Sun, Jul 05, 2009

Tucson Region

Money to retain key professors is atop UA's budget priorities

By Eric Swedlund
arizona daily star
Tucson, Arizona | Published: 09.28.2007
FLAGSTAFF — Extra retention money for key professors is again at the top of the University of Arizona's state budget request.
By far the largest single item in the proposal to be sent to the Legislature is the $13.6 million for faculty retention funds, the most immediate and critical need facing the UA, said President Robert Shelton.
"This is a modest investment that will bring huge returns," Shelton said. "The faculty we've lost in the last few years from not being competitive have taken with them to other states tens of millions of dollars in research grants."
Close behind the faculty salary issue are requests for nearly $10 million each for research in solar- and alternative-energy technologies and improved diagnosis and therapeutics for cancer treatments.
The Arizona Board of Regents Thursday approved the UA's state budget request of $659 million, $73 million more than last year, which will be forwarded to the Governor's Office and the Legislature by Oct. 1.
However, the action came the same day that the prospect of no pay raise next year — or at best a small one — hit home for state employees, including more than 9,900 in Southern Arizona and another 10,000-plus at the UA.
The state's Department of Administration reported Thursday in Phoenix that it is holding off any pay-raise proposals because of a $600 million shortfall expected in the current state budget due to lower-than-expected tax collections.
Even so, the UA — Southern Arizona's second-largest employer — will ask state lawmakers for funding aimed at making faculty salaries competitive.
For perspective, Shelton says it would take an estimated $49.7 million to bring all UA employees' salaries up to the 50th percentile among UA's peer universities nationally by 2009.
The UA has made positive strides in retaining professors who are offered jobs with other universities, in large part due to two years of raises for state employees, even though a similar request last year for $10 million went unfunded, said UA lobbyist Greg Fahey.

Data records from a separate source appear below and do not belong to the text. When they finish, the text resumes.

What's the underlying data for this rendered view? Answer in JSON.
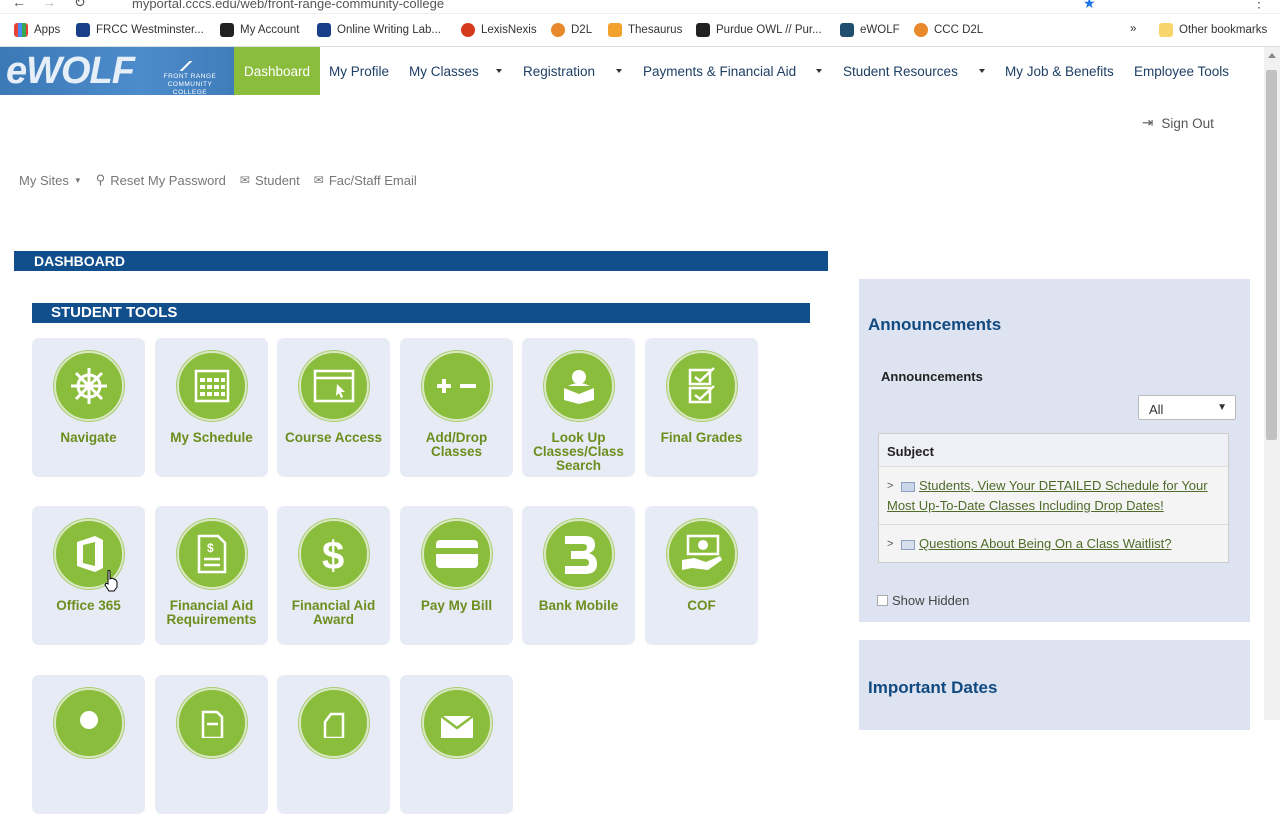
{
  "browser": {
    "url": "myportal.cccs.edu/web/front-range-community-college"
  },
  "bookmarks": [
    {
      "label": "Apps",
      "color": "#4a8af4"
    },
    {
      "label": "FRCC Westminster...",
      "color": "#1a3f8a"
    },
    {
      "label": "My Account",
      "color": "#222222"
    },
    {
      "label": "Online Writing Lab...",
      "color": "#1a3f8a"
    },
    {
      "label": "LexisNexis",
      "color": "#d63a1d"
    },
    {
      "label": "D2L",
      "color": "#e8892b"
    },
    {
      "label": "Thesaurus",
      "color": "#f2a12d"
    },
    {
      "label": "Purdue OWL // Pur...",
      "color": "#222222"
    },
    {
      "label": "eWOLF",
      "color": "#1f4e6e"
    },
    {
      "label": "CCC D2L",
      "color": "#e8892b"
    }
  ],
  "bookmarks_more": "»",
  "bookmarks_other": "Other bookmarks",
  "logo": {
    "text": "eWOLF",
    "subtitle": "FRONT RANGE COMMUNITY COLLEGE"
  },
  "nav": {
    "dashboard": "Dashboard",
    "my_profile": "My Profile",
    "my_classes": "My Classes",
    "registration": "Registration",
    "payments": "Payments & Financial Aid",
    "student_resources": "Student Resources",
    "job_benefits": "My Job & Benefits",
    "employee_tools": "Employee Tools"
  },
  "sign_out": "Sign Out",
  "utility": {
    "my_sites": "My Sites",
    "reset_password": "Reset My Password",
    "student": "Student",
    "fac_staff_email": "Fac/Staff Email"
  },
  "dashboard_title": "DASHBOARD",
  "student_tools_title": "STUDENT TOOLS",
  "tools": {
    "t1": "Navigate",
    "t2": "My Schedule",
    "t3": "Course Access",
    "t4": "Add/Drop Classes",
    "t5": "Look Up Classes/Class Search",
    "t6": "Final Grades",
    "t7": "Office 365",
    "t8": "Financial Aid Requirements",
    "t9": "Financial Aid Award",
    "t10": "Pay My Bill",
    "t11": "Bank Mobile",
    "t12": "COF"
  },
  "announcements": {
    "title": "Announcements",
    "subtitle": "Announcements",
    "filter_value": "All",
    "column_subject": "Subject",
    "items": [
      "Students, View Your DETAILED Schedule for Your Most Up-To-Date Classes Including Drop Dates!",
      "Questions About Being On a Class Waitlist?"
    ],
    "show_hidden": "Show Hidden"
  },
  "important_dates": {
    "title": "Important Dates"
  },
  "colors": {
    "nav_active": "#8bbd3c",
    "bar_blue": "#104e8c",
    "tile_bg": "#e6ebf5",
    "heading_blue": "#124a80"
  }
}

But there remains a 7.5 percent turnover rate for professors on the main campus and a 10.5 percent turnover for professors in medicine, nursing, pharmacy and public health.
Last year, the UA retained 44 tenured or tenure-track professors who were offered positions at other universities, while losing 39 others.

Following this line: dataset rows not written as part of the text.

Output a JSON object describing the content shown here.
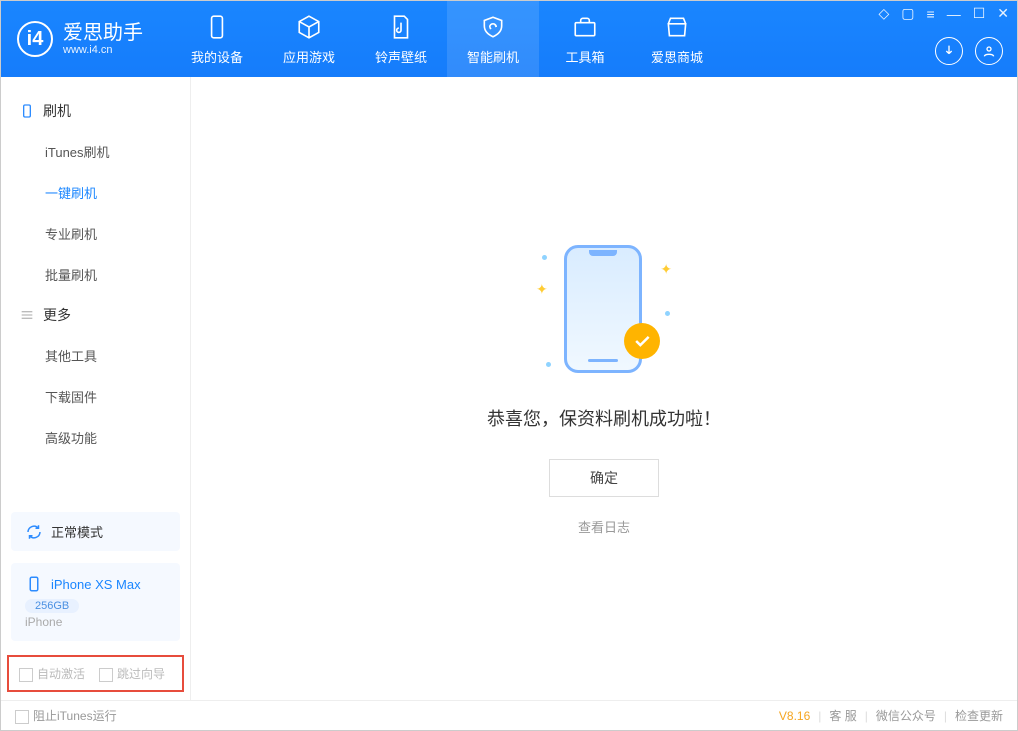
{
  "app": {
    "title": "爱思助手",
    "subtitle": "www.i4.cn"
  },
  "tabs": {
    "device": "我的设备",
    "apps": "应用游戏",
    "ring": "铃声壁纸",
    "flash": "智能刷机",
    "tools": "工具箱",
    "store": "爱思商城"
  },
  "sidebar": {
    "group1": {
      "title": "刷机"
    },
    "items1": {
      "itunes": "iTunes刷机",
      "onekey": "一键刷机",
      "pro": "专业刷机",
      "batch": "批量刷机"
    },
    "group2": {
      "title": "更多"
    },
    "items2": {
      "other": "其他工具",
      "firmware": "下载固件",
      "advanced": "高级功能"
    },
    "status": "正常模式",
    "device": {
      "name": "iPhone XS Max",
      "storage": "256GB",
      "type": "iPhone"
    },
    "options": {
      "auto_activate": "自动激活",
      "skip_guide": "跳过向导"
    }
  },
  "main": {
    "success_text": "恭喜您，保资料刷机成功啦！",
    "ok": "确定",
    "view_log": "查看日志"
  },
  "statusbar": {
    "block_itunes": "阻止iTunes运行",
    "version": "V8.16",
    "service": "客 服",
    "wechat": "微信公众号",
    "update": "检查更新"
  }
}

"If this university is going to be successful in the years ahead, the emphasis must be on people and finding ways to help them be successful," Shelton said.
In 2006, UA faculty members' salaries ranked at the 25th percentile as compared with their peers at large research universities, up from the 18th percentile in 2004. Average faculty salaries at the UA are lower than at 19 of 28 peer institutions.

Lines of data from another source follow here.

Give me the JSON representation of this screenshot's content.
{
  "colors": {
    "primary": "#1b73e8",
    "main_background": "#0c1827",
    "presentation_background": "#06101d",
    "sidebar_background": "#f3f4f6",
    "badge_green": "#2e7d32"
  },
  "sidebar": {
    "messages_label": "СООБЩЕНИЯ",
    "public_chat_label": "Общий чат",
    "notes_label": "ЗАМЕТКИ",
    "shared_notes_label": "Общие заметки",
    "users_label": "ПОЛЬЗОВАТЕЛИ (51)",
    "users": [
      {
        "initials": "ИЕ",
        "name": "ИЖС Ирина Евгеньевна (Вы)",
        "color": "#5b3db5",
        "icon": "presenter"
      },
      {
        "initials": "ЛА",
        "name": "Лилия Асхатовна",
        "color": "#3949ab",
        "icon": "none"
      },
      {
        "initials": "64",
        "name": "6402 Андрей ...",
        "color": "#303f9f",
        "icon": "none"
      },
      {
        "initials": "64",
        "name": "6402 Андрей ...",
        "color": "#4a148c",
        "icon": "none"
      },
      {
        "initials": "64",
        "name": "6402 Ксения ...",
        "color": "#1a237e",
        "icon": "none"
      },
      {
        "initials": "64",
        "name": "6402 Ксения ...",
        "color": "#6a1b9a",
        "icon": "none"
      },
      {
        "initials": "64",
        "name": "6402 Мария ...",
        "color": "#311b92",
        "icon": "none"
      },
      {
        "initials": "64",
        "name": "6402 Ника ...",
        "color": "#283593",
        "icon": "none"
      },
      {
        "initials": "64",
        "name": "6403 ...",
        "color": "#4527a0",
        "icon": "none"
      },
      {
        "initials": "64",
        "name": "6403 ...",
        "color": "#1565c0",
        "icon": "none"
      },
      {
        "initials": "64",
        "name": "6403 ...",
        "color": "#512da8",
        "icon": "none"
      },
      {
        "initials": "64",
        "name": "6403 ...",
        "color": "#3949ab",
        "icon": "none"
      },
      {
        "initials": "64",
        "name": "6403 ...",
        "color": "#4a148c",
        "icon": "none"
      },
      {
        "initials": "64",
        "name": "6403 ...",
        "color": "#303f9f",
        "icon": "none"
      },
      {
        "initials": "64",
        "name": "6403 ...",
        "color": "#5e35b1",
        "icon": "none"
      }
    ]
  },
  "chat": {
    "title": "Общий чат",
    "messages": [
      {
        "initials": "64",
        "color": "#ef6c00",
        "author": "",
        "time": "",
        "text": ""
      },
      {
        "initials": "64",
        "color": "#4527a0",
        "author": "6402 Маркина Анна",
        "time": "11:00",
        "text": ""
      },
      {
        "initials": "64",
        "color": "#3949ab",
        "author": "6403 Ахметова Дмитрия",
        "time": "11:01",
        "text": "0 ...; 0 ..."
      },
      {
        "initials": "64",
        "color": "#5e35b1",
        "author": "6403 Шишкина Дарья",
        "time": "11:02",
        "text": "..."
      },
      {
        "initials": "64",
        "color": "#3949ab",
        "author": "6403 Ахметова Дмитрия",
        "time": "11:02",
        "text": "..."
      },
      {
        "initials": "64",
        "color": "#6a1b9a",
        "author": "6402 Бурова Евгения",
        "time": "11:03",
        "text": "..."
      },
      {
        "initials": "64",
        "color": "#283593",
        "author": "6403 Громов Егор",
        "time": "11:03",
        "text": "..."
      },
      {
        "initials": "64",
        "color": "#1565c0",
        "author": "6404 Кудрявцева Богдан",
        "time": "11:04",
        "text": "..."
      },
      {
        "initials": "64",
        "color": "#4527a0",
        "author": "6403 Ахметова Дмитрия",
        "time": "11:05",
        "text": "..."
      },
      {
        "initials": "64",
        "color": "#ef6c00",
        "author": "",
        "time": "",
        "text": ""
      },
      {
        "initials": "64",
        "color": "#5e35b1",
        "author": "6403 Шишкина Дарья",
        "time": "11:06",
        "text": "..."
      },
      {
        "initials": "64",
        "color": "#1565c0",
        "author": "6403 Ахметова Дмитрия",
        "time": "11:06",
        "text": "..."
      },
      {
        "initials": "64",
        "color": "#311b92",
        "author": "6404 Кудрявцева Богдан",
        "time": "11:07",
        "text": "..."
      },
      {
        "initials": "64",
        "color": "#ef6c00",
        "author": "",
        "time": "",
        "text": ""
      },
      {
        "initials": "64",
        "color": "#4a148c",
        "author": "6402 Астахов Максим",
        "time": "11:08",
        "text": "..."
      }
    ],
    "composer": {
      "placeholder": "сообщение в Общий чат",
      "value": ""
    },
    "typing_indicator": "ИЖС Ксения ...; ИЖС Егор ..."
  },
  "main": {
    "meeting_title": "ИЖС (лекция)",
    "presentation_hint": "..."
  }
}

If approved, the $13.6 million would mostly benefit professors in Fine Arts, Law, Humanities and Science, four colleges with particularly low salaries, said UA spokesman Johnny Cruz.
The budget request for Arizona's entire university system is slightly less than $1.8 billion, which would be a $203 million, or 18.1 percent, increase over this year's appropriation.
All three state universities set enrollment records this year, reaching a total of 122,963 students in the system.